Cabel Sasser at Panic, announcing that their FTP client for iOS is coming to an end:
Transmit iOS made about $35k in revenue in the last year, representing a minuscule fraction of our overall 2017 app revenue. That’s not enough to cover even a half-time developer working on the app. And the app needs full-time work — we’d love to be adding all of the new protocols we added in Transmit 5, as well as some dream features, but the low revenue would render that effort a guaranteed money-loser. Also, paid upgrades are still a matter of great debate and discomfort in the iOS universe, so the normally logical idea of a paid “Transmit 2 for iOS” would be unlikely to help. Finally, the new Files app in iOS 10 overlaps a lot of file-management functionality Transmit provides, and feels like a more natural place for that functionality. It all leads to one hecka murky situation.
Was the use case for this app too edge-casey or advanced? Did we overestimate the amount of file management people want to do on a portable device? Should we have focused more on document viewing capabilities? Maybe all of the above?

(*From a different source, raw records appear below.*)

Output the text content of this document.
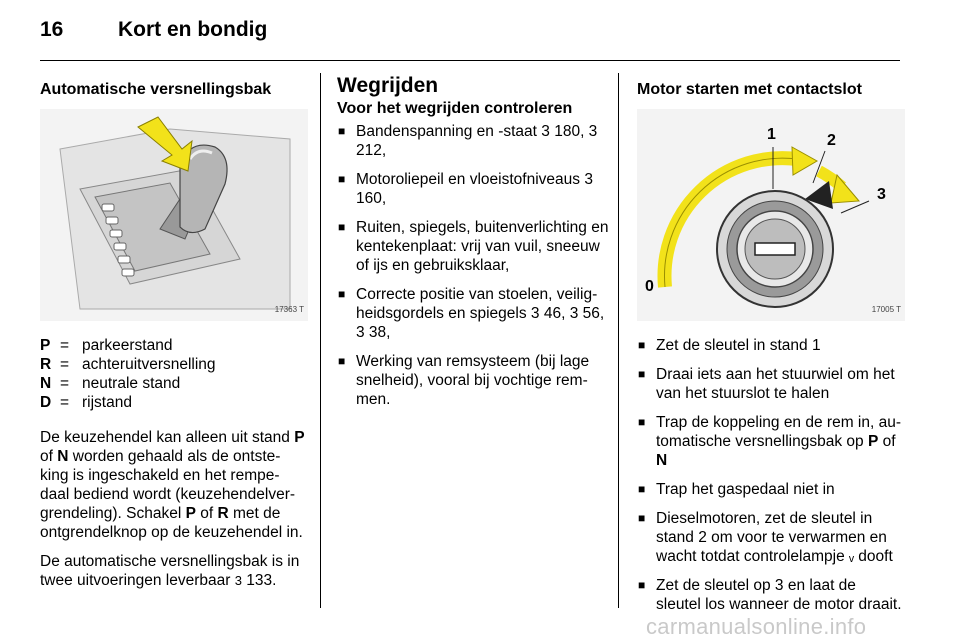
16	Kort en bondig
Automatische versnellingsbak
17363 T
P = parkeerstand
R = achteruitversnelling
N = neutrale stand
D = rijstand

De keuzehendel kan alleen uit stand P of N worden gehaald als de ontste-king is ingeschakeld en het rempe-daal bediend wordt (keuzehendelver-grendeling). Schakel P of R met de ontgrendelknop op de keuzehendel in.

De automatische versnellingsbak is in twee uitvoeringen leverbaar 3 133.

Wegrijden
Voor het wegrijden controleren
■ Bandenspanning en -staat 3 180, 3 212,
■ Motoroliepeil en vloeistofniveaus 3 160,
■ Ruiten, spiegels, buitenverlichting en kentekenplaat: vrij van vuil, sneeuw of ijs en gebruiksklaar,
■ Correcte positie van stoelen, veilig-heidsgordels en spiegels 3 46, 3 56, 3 38,
■ Werking van remsysteem (bij lage snelheid), vooral bij vochtige rem-men.
Motor starten met contactslot
0
1	2
3
17005 T
■ Zet de sleutel in stand 1
■ Draai iets aan het stuurwiel om het van het stuurslot te halen
■ Trap de koppeling en de rem in, au-tomatische versnellingsbak op P of N
■ Trap het gaspedaal niet in
■ Dieselmotoren, zet de sleutel in stand 2 om voor te verwarmen en wacht totdat controlelampje ᵥ dooft
■ Zet de sleutel op 3 en laat de sleutel los wanneer de motor draait.
carmanualsonline.info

Here’s David Sparks on the matter:
For a few years now Panic has made public statements about how little income they’re making off their pro-level iOS apps, and I really can’t blame them for pulling Transmit if it is losing them money.
What is even more upsetting is that an app of the calibre of Transmit for iOS is a financial failure and none of us are much surprised. There are so many iPads and iPhones out in the world. Granted not everyone will need a world-class file sharing app, but enough should need it that an app like Transmit for iOS can flourish.
Sparks goes on to discuss the App Store ecosystem and its possible role in Transmit’s demise, and I think he’s right. Mac software titles can — and do — demand higher prices than on iOS. Clearly in this case, that wasn’t sustainable.
At MacStories, John Voorhees took a more optimistic approach:
I’m sad to see Transmit go. It’s a loss for the platform, but I don’t think it’s a bad omen for ‘pro’ iOS productivity apps in general. Transmit failed to get the traction necessary to sustain its further development, but there are still many examples of productivity apps that have found success on the App Store. Hopefully, Panic will find a way to bring Transmit back to iOS one day.
With apologies to John, I can’t help but see this is a bad omen for the iOS productivity scene. An FTP client may not be as exciting as whatever the hot GTD app of the year may be, but it’s the type of app that signals stability. FTP clients are used by nerds, and I don’t think many nerds are using iOS as their primary devices.1
This certainly puts a real dent in some of my workflows. Every time I need to move an edited podcast from Dropbox to our host and I’m on the go, I’ve been able to do it with Transmit. There are other ways to get this done on iOS, but Panic’s way was the best. Losing best-in-class apps isn’t good for any platform.